Holographic superconductors in quintessence AdS black hole

TL;DR

This paper explores how quintessence parameters in a higher-dimensional AdS black hole background influence the formation and properties of holographic superconductors, revealing that stronger quintessence makes condensation harder.

Contribution

It introduces a new solution for quintessence AdS black holes and analyzes its effects on holographic superconductor phase transitions and conductivity properties.

Findings

Larger |w_q| lowers the critical temperature T_c.

Higher gap frequency to T_c ratio with increasing |w_q|.

Scalar condensation requires stronger coupling in quintessence background.

Abstract

We present a solution of Einstein equations describing a $d$-dimensional planar quintessence AdS black hole which depends on the state parameter $w_q$ of quintessence. We investigate holographic superconductors in this background and probe effects of the state parameter $w_q$ on the critical temperature $T_c$, the condensation formation and conductivity.

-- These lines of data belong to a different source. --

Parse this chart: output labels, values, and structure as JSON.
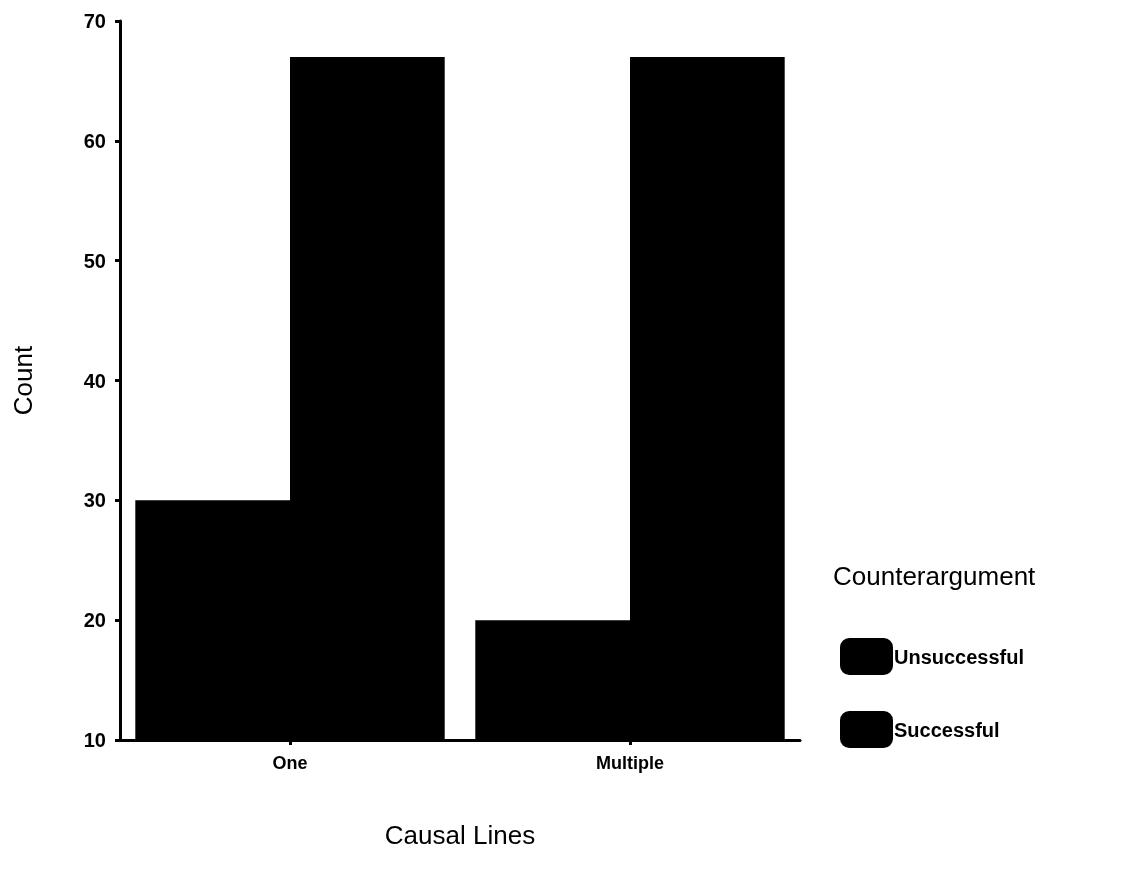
{
  "chart_data": {
    "type": "bar",
    "xlabel": "Causal Lines",
    "ylabel": "Count",
    "legend_title": "Counterargument",
    "categories": [
      "One",
      "Multiple"
    ],
    "series": [
      {
        "name": "Unsuccessful",
        "color": "#000000",
        "values": [
          30,
          20
        ]
      },
      {
        "name": "Successful",
        "color": "#000000",
        "values": [
          67,
          67
        ]
      }
    ],
    "ylim": [
      10,
      70
    ],
    "yticks": [
      10,
      20,
      30,
      40,
      50,
      60,
      70
    ],
    "legend": "right"
  }
}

The larger absolute value of $w_q$ leads to the lower critical temperature $T_c$ and the higher ratio between the gap frequency in conductivity to the critical temperature for the condensates. Moreover, we also find that the scalar condensate there exists an additional constraint condition originating from the quintessence $(d-1)w_q+\lambda_{\pm}>0$ for the operators $\mathcal{O}_{\pm}$, respectively. Our results show that the scalar condensation is harder to form and the occurrence of holographic dual superconductor needs the stronger coupling in the quintessence AdS black hole spacetime.